Figure 1.

Establishment of bone marrow-derived MSC culture and induced expression of gastric phenotype markers after treatment with gastric tissue extract. (a) Colony formation of MSCs. 500 000 or 1 000 000 cells of MSC at passage 5–10 were seeded onto 6-well tissue culture plate and colonies were visualized with crystal violet staining 14 days after plating. (b) Adipocyte and osteocyte differentiation of MSCs. All established MSC cultures were incubated with adipocyte or osteocyte differentiation medium for 14 days and cells were stained with Oil red-O and Alizarin Red, respectively. (c) Expression of cell surface markers (Sca1, c-kit, CD45, Flk1, and F4/80) was analyzed by flow cytometry. Quadrant markers were set according to the profile of corresponding control IgG staining. Representative examples of three experiments. (d) Morphology of MSCs 5 days after treatment with gastric tissue extract. (e) Expression of gastric epithelial phenotype markers in MSCs after treatment with gastric tissue extract.
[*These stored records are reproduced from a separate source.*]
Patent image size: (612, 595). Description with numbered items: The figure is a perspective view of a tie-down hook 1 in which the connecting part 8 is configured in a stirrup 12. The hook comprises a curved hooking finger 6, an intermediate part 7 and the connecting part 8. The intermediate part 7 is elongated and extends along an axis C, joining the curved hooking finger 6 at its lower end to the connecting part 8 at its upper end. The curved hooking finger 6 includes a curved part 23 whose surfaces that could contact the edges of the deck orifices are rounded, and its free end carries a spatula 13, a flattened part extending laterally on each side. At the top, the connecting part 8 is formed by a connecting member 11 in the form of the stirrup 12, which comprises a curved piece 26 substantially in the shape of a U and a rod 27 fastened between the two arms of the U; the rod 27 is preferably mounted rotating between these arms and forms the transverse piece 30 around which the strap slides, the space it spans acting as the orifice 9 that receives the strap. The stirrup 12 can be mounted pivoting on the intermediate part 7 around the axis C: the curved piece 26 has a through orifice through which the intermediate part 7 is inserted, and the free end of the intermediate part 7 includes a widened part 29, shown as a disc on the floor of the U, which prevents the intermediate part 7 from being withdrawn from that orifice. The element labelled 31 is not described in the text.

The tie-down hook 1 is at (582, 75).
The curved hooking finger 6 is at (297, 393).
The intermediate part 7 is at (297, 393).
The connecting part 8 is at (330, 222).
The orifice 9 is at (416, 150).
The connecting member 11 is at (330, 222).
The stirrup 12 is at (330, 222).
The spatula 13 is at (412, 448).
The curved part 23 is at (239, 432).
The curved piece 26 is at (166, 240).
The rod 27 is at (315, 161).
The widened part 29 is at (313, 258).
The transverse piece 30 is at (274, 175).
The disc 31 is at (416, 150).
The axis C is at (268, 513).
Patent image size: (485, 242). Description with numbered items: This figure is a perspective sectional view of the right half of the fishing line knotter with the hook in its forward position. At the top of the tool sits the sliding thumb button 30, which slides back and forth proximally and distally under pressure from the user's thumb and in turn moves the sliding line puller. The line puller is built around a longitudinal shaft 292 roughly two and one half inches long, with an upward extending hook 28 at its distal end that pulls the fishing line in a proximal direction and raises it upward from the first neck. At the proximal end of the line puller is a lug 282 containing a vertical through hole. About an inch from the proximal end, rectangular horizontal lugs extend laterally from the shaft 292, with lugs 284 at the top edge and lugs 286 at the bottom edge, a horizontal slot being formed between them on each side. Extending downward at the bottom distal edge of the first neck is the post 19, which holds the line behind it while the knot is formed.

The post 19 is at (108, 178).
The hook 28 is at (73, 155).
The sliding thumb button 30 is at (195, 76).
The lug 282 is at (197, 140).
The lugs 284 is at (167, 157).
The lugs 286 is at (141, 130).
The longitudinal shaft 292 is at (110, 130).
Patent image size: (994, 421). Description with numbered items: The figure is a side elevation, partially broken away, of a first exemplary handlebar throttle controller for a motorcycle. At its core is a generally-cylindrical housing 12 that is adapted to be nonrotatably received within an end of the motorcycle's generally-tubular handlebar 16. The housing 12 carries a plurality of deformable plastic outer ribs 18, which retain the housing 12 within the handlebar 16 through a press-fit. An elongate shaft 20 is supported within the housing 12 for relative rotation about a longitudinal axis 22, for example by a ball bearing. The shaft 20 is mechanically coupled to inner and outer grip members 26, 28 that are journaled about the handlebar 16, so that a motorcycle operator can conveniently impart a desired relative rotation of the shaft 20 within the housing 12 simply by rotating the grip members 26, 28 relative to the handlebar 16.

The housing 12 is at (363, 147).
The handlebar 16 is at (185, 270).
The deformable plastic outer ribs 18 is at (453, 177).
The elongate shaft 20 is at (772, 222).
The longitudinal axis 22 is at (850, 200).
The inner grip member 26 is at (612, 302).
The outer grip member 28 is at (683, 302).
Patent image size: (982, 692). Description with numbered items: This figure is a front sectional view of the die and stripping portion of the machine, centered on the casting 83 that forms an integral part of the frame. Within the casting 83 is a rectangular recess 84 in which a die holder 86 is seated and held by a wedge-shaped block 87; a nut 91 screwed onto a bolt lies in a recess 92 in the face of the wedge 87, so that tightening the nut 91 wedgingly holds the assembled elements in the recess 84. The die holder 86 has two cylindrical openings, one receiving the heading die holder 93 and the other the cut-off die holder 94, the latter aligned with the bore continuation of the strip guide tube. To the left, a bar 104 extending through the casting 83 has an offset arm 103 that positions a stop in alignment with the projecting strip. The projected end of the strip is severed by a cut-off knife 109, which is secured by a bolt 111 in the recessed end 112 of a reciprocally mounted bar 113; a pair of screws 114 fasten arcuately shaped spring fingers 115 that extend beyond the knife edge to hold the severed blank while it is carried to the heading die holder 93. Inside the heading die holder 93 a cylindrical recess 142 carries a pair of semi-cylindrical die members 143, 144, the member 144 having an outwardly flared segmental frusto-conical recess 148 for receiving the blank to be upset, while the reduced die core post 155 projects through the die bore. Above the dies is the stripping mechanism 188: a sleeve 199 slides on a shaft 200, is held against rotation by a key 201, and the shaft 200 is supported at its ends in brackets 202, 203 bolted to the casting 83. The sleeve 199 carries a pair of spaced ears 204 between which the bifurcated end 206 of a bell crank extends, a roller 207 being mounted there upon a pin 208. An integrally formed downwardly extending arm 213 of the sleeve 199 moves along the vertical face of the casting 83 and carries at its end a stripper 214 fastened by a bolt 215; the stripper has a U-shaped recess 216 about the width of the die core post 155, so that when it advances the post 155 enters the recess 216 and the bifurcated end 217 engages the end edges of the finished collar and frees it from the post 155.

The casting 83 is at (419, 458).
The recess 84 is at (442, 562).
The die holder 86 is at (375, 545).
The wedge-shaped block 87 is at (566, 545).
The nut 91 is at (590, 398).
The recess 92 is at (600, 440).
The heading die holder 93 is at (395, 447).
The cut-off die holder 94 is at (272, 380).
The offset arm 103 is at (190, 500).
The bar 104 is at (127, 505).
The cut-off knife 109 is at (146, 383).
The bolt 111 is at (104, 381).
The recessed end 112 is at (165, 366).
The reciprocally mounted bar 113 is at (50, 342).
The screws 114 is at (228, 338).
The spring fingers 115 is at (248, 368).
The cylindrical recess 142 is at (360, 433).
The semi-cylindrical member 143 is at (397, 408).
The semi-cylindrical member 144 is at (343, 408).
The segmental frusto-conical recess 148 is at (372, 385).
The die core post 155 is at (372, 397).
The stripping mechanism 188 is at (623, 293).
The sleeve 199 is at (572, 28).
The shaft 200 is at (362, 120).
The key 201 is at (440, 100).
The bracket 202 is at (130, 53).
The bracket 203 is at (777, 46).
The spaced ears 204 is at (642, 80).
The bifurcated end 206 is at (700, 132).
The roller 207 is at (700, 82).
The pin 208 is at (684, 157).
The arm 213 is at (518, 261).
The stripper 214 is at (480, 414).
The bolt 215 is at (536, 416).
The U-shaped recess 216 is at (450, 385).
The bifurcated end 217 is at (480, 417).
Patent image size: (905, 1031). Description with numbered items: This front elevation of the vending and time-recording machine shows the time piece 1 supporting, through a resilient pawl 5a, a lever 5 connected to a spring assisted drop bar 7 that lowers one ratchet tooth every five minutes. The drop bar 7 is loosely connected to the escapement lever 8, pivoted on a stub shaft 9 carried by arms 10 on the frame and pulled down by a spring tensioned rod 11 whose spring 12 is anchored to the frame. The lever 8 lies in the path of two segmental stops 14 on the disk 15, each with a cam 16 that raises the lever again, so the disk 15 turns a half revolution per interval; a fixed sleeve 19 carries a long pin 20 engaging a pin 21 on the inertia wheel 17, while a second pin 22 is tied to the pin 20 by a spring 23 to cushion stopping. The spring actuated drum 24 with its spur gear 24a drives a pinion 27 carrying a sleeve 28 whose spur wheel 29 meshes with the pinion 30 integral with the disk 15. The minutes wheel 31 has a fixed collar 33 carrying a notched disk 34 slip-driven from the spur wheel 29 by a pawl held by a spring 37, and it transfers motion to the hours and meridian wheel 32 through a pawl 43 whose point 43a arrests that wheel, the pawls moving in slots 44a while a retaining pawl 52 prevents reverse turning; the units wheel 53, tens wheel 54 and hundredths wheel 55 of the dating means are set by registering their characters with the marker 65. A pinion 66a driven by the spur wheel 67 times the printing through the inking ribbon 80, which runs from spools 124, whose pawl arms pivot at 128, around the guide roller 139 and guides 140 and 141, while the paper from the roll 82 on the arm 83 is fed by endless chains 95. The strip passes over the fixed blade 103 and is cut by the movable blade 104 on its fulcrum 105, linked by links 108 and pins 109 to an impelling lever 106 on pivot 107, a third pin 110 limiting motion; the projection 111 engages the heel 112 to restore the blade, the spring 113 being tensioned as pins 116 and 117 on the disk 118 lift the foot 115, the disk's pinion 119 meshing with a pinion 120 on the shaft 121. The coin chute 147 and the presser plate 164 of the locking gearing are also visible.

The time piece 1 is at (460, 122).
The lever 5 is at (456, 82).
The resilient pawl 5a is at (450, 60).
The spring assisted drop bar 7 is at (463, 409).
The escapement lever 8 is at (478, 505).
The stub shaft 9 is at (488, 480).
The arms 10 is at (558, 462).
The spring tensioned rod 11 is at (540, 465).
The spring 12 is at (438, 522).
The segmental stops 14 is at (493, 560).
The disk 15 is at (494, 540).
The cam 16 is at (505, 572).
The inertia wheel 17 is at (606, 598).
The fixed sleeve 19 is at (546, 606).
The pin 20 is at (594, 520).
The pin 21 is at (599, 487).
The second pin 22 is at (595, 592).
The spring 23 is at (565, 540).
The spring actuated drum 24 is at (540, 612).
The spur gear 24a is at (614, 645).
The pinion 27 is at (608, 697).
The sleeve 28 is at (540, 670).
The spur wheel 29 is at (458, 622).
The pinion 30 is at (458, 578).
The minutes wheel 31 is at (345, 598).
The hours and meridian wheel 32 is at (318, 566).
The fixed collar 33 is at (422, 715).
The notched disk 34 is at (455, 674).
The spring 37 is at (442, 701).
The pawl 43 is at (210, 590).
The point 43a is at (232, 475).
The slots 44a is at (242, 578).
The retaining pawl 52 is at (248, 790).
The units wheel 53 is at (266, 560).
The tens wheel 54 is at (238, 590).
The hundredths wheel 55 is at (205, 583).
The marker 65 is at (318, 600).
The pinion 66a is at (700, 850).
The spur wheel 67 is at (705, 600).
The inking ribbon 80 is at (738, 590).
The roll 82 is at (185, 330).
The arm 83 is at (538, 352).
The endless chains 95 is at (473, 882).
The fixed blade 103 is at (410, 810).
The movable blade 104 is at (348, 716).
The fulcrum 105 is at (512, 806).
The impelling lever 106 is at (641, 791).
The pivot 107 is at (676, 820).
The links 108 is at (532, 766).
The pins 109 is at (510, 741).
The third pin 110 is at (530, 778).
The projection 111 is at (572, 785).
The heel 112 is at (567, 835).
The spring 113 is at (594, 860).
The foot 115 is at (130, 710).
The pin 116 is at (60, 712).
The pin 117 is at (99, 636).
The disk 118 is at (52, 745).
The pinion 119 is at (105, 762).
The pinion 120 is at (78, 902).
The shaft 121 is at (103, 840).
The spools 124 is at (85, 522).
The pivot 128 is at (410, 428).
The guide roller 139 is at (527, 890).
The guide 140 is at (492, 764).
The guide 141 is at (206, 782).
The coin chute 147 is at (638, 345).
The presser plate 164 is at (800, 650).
MSCs were incubated with gastric tissue extract (GL) for 5 days and the mRNA expression of K19, TFF2, Muc5as, Muc6, H/K-ATPase, intrinsic factor (IF), and chromogranin A (CGA) were detected by real-time PCR. Fold increase in mRNA expression (light grey bar) was shown as compared with control cells, which were incubated with culture medium without gastric tissue extract (dark grey bar) was calculated (n = 3).